Is the quality of the air getting worse? Changes in government standards — and a focus on the most distressing points in the data — may give that impression. But that data, when viewed from a long-term perspective, shows that air pollution has decreased over the past few decades.
Since at least 1980, air quality in the U.S. has been improving. Michigan has enjoyed the same improving trends, according to the Air Quality Annual Report from the Michigan Department of Environment, Great Lakes, and Energy. Ozone, carbon monoxide, nitrogen dioxide, sulfur dioxide, lead, and particulate matter levels have all decreased in Michigan’s air. But if our air quality is improving, why do we still hear claims that it has been getting worse?
There are numerous ways that air quality data can be presented to make it look like we face greater dangers than actually exist. For example, the EPA can make air quality standards like the Air Quality Index more restrictive. As a result, air that passed a government standard is now considered to be “out of compliance,” or in simple language, polluted. In other words, while emission levels of a substance such as carbon monoxide can remain constant, a new standard can result in a new label. Something like this happened in 2015, when the Obama administration lowered the standard for ozone from 75 parts per billion to 70 parts per billion. As a result, the number of areas classified as being in “nonattainment” jumped from 28 to 241. Again, only the standard changed, not the amount of emissions.
The location of monitoring stations matters, too, and it can lead to misleading data. If air quality measurements are taken in areas with more people or more human activity — close to highways or industrial developments, for example — higher levels of pollutants will necessarily be recorded when compared to nearby rural areas. It is important to remember that cities and industrial areas do not make up the entire country, so air quality measurements should be taken in both urban/industrial and rural settings.
By the way, officials in Michigan report that all their air monitoring units meet federal requirements. The 2017 Michigan Air Quality Annual Report notes on page 10 that substantial improvements in air quality over the industrialized portions of Southeast Michigan serve as “a good indicator of the air quality improvement for the rest of the [less industrialized portions of the] state.” That is, if air quality in the heavily industrialized regions of the state meets federal and state requirements, less industrialized areas, which have fewer emissions from traffic and industry, will also be in compliance.

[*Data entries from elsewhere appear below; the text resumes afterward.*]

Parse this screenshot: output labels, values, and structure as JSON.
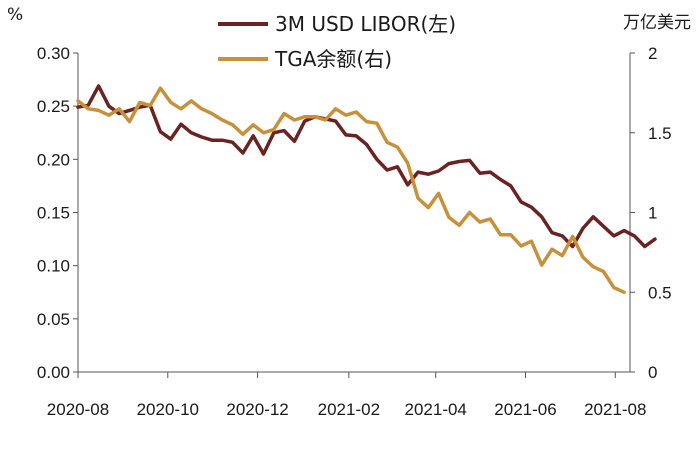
{
  "chart_data": {
    "type": "line",
    "y_left_unit": "%",
    "y_right_unit": "万亿美元",
    "x_ticks": [
      "2020-08",
      "2020-10",
      "2020-12",
      "2021-02",
      "2021-04",
      "2021-06",
      "2021-08"
    ],
    "y_left_ticks": [
      "0.00",
      "0.05",
      "0.10",
      "0.15",
      "0.20",
      "0.25",
      "0.30"
    ],
    "y_right_ticks": [
      "0",
      "0.5",
      "1",
      "1.5",
      "2"
    ],
    "y_left_range": [
      0,
      0.3
    ],
    "y_right_range": [
      0,
      2
    ],
    "x_range": [
      "2020-08-01",
      "2021-08-11"
    ],
    "grid": false,
    "legend_position": "top",
    "series": [
      {
        "name": "3M USD LIBOR(左)",
        "axis": "left",
        "color": "#6b2222",
        "points": [
          [
            "2020-08-01",
            0.249
          ],
          [
            "2020-08-08",
            0.251
          ],
          [
            "2020-08-15",
            0.269
          ],
          [
            "2020-08-22",
            0.25
          ],
          [
            "2020-08-29",
            0.243
          ],
          [
            "2020-09-05",
            0.246
          ],
          [
            "2020-09-12",
            0.249
          ],
          [
            "2020-09-19",
            0.251
          ],
          [
            "2020-09-26",
            0.226
          ],
          [
            "2020-10-03",
            0.219
          ],
          [
            "2020-10-10",
            0.233
          ],
          [
            "2020-10-17",
            0.225
          ],
          [
            "2020-10-24",
            0.221
          ],
          [
            "2020-10-31",
            0.218
          ],
          [
            "2020-11-07",
            0.218
          ],
          [
            "2020-11-14",
            0.216
          ],
          [
            "2020-11-21",
            0.206
          ],
          [
            "2020-11-28",
            0.222
          ],
          [
            "2020-12-05",
            0.205
          ],
          [
            "2020-12-12",
            0.225
          ],
          [
            "2020-12-19",
            0.227
          ],
          [
            "2020-12-26",
            0.217
          ],
          [
            "2021-01-02",
            0.236
          ],
          [
            "2021-01-09",
            0.24
          ],
          [
            "2021-01-16",
            0.238
          ],
          [
            "2021-01-23",
            0.236
          ],
          [
            "2021-01-30",
            0.223
          ],
          [
            "2021-02-06",
            0.222
          ],
          [
            "2021-02-13",
            0.214
          ],
          [
            "2021-02-20",
            0.2
          ],
          [
            "2021-02-27",
            0.19
          ],
          [
            "2021-03-06",
            0.193
          ],
          [
            "2021-03-13",
            0.176
          ],
          [
            "2021-03-20",
            0.188
          ],
          [
            "2021-03-27",
            0.186
          ],
          [
            "2021-04-03",
            0.189
          ],
          [
            "2021-04-10",
            0.196
          ],
          [
            "2021-04-17",
            0.198
          ],
          [
            "2021-04-24",
            0.199
          ],
          [
            "2021-05-01",
            0.187
          ],
          [
            "2021-05-08",
            0.188
          ],
          [
            "2021-05-15",
            0.181
          ],
          [
            "2021-05-22",
            0.175
          ],
          [
            "2021-05-29",
            0.16
          ],
          [
            "2021-06-05",
            0.155
          ],
          [
            "2021-06-12",
            0.146
          ],
          [
            "2021-06-19",
            0.131
          ],
          [
            "2021-06-26",
            0.128
          ],
          [
            "2021-07-03",
            0.118
          ],
          [
            "2021-07-10",
            0.135
          ],
          [
            "2021-07-17",
            0.146
          ],
          [
            "2021-07-24",
            0.137
          ],
          [
            "2021-07-31",
            0.128
          ],
          [
            "2021-08-07",
            0.133
          ],
          [
            "2021-08-14",
            0.128
          ],
          [
            "2021-08-21",
            0.118
          ],
          [
            "2021-08-28",
            0.125
          ]
        ]
      },
      {
        "name": "TGA余额(右)",
        "axis": "right",
        "color": "#c8903a",
        "points": [
          [
            "2020-08-01",
            1.7
          ],
          [
            "2020-08-08",
            1.65
          ],
          [
            "2020-08-15",
            1.64
          ],
          [
            "2020-08-22",
            1.61
          ],
          [
            "2020-08-29",
            1.65
          ],
          [
            "2020-09-05",
            1.57
          ],
          [
            "2020-09-12",
            1.69
          ],
          [
            "2020-09-19",
            1.67
          ],
          [
            "2020-09-26",
            1.78
          ],
          [
            "2020-10-03",
            1.69
          ],
          [
            "2020-10-10",
            1.65
          ],
          [
            "2020-10-17",
            1.7
          ],
          [
            "2020-10-24",
            1.65
          ],
          [
            "2020-10-31",
            1.62
          ],
          [
            "2020-11-07",
            1.58
          ],
          [
            "2020-11-14",
            1.55
          ],
          [
            "2020-11-21",
            1.49
          ],
          [
            "2020-11-28",
            1.55
          ],
          [
            "2020-12-05",
            1.5
          ],
          [
            "2020-12-12",
            1.52
          ],
          [
            "2020-12-19",
            1.62
          ],
          [
            "2020-12-26",
            1.58
          ],
          [
            "2021-01-02",
            1.6
          ],
          [
            "2021-01-09",
            1.6
          ],
          [
            "2021-01-16",
            1.58
          ],
          [
            "2021-01-23",
            1.65
          ],
          [
            "2021-01-30",
            1.61
          ],
          [
            "2021-02-06",
            1.63
          ],
          [
            "2021-02-13",
            1.57
          ],
          [
            "2021-02-20",
            1.56
          ],
          [
            "2021-02-27",
            1.44
          ],
          [
            "2021-03-06",
            1.41
          ],
          [
            "2021-03-13",
            1.31
          ],
          [
            "2021-03-20",
            1.09
          ],
          [
            "2021-03-27",
            1.03
          ],
          [
            "2021-04-03",
            1.12
          ],
          [
            "2021-04-10",
            0.97
          ],
          [
            "2021-04-17",
            0.92
          ],
          [
            "2021-04-24",
            1.0
          ],
          [
            "2021-05-01",
            0.94
          ],
          [
            "2021-05-08",
            0.96
          ],
          [
            "2021-05-15",
            0.86
          ],
          [
            "2021-05-22",
            0.86
          ],
          [
            "2021-05-29",
            0.79
          ],
          [
            "2021-06-05",
            0.82
          ],
          [
            "2021-06-12",
            0.67
          ],
          [
            "2021-06-19",
            0.77
          ],
          [
            "2021-06-26",
            0.73
          ],
          [
            "2021-07-03",
            0.85
          ],
          [
            "2021-07-10",
            0.72
          ],
          [
            "2021-07-17",
            0.66
          ],
          [
            "2021-07-24",
            0.63
          ],
          [
            "2021-07-31",
            0.53
          ],
          [
            "2021-08-07",
            0.5
          ]
        ]
      }
    ]
  }
}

Creating an entirely new standard can raise challenges of its own. For example, Michigan’s air quality monitoring, based on U.S. EPA requirements, only began to record values for particulate matter — effectively, floating dust — in 1971. The EPA then changed the requirements for what had to be recorded. In 1987, states had to report various particulate matters that were smaller than 10 microns. In 1997, another level of detail was added to the standard, requiring that states also measure particulates 2.5 microns or smaller. Better technologies for measuring particulates and an improved understanding of air quality drove the change. But the changes could mislead people into thinking that air previously considered clean was now dirty. Despite the EPA’s increasingly strict standards, however, particulate matter levels in Michigan’s air have fallen and Michigan complies with federal regulations.
From Michigan DEQ, 2017 Air Quality Annual Report: Chapter 7 Particulate Matter
It is important to see the whole picture before judging the data, and Michigan is enjoying very good air quality. In almost every category, the amount of pollution here is below the National Ambient Air Quality Standards, as seen in the state’s 2017 Annual Air Quality Report and the EPA’s “Our Nation’s Air” webpage.
Whether air quality data is taken from industrialized metro areas or spread out more evenly over geographic areas, and whether it is compared to older standards or newer, stricter ones, air quality is improving in Michigan. That’s news worth remembering.